Advanced Glycation End-Products Accelerate Telomere Attrition And Increase Pro-Inflammatory Mediators In Human Wil2-Ns Cells

This study investigated the effect of dietary sugars and advanced glycation end-products (AGE) on telomere dynamics in WIL2-NS cells. Dietary sugars [glucose (Glu) and fructose (Fru); 0.1 M each] were incubated with bovine serum albumin (BSA) (10 mg/ml) at 60 +/- 1 degrees C for 6 weeks to generate AGE-BSA. Liquid chromatography-mass spectrometry (LC-MS/MS) analysis showed total AGE levels as 87.74 +/- 4.46 nmol/mg and 84.94 +/- 4.28 nmol/mg respectively in Glu-BSA and FruBSA model. Cell treatment studies using WIL2-NS cells were based on either glucose, fructose (each 2.5 40 mM) or AGE-BSA (200-600 pg/ml) in a dose-dependent manner for 9 days.Telomere length (TL) was measured using qPCR. Nitric oxide (NO) production and tumour necrosis factor-alpha (TNF-alpha) levels were measured in WIL2-NS culture medium.

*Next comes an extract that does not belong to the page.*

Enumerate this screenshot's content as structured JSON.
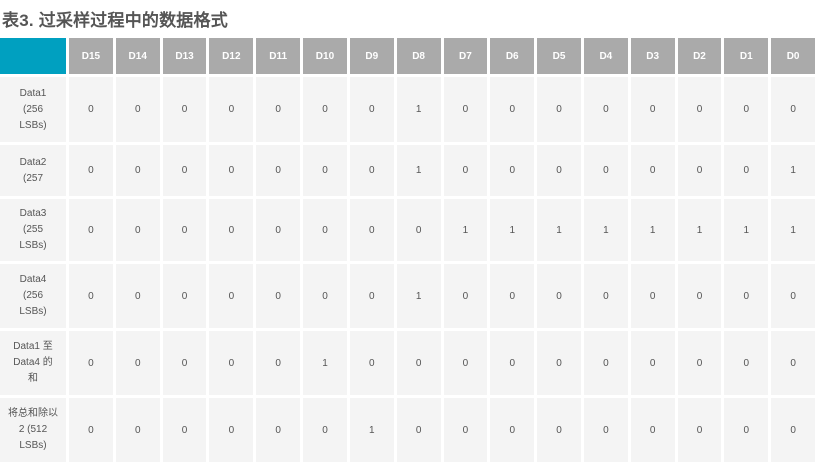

An increasing trend forTNF-alpha and NO production was observed with higher concentration of glucose (R-2 = 0.358; P= 0.019; R-2 = 0.307; P = 0.027) and fructose (R-2 = 0.669; P = 0.001; R-2 = 0.339; P = 0.006). A decreasing trend for TL (if = 0.828; P= 0.000), and an increasing trend for NO production (R-2 = 0.352; P= 0.031) were observed with increasing Glu-BSA concentrations. Fru-BSA treatment did not show significant trend on TL (R-2 = 0.135; P= 0.352) with increasing concentration, however, a significant reduction was observed at 600 pg/ml (P < 0.01) when compared to BSA treatment. No trends for TNF-alpha levels and a decreasing trend on NO production (R-2 = 0.5201; P= 0.019) was observed with increasing Fru-BSA treatment. In conclusion, this study demonstrates a potential relationship between dietary sugars, AGEs and telomere attrition. AGEs may also exert telomere shortening through the production of pro-inflammatory metabolites, which ultimately increase the risk of diabetes complications and age-related disease throughout lifespan.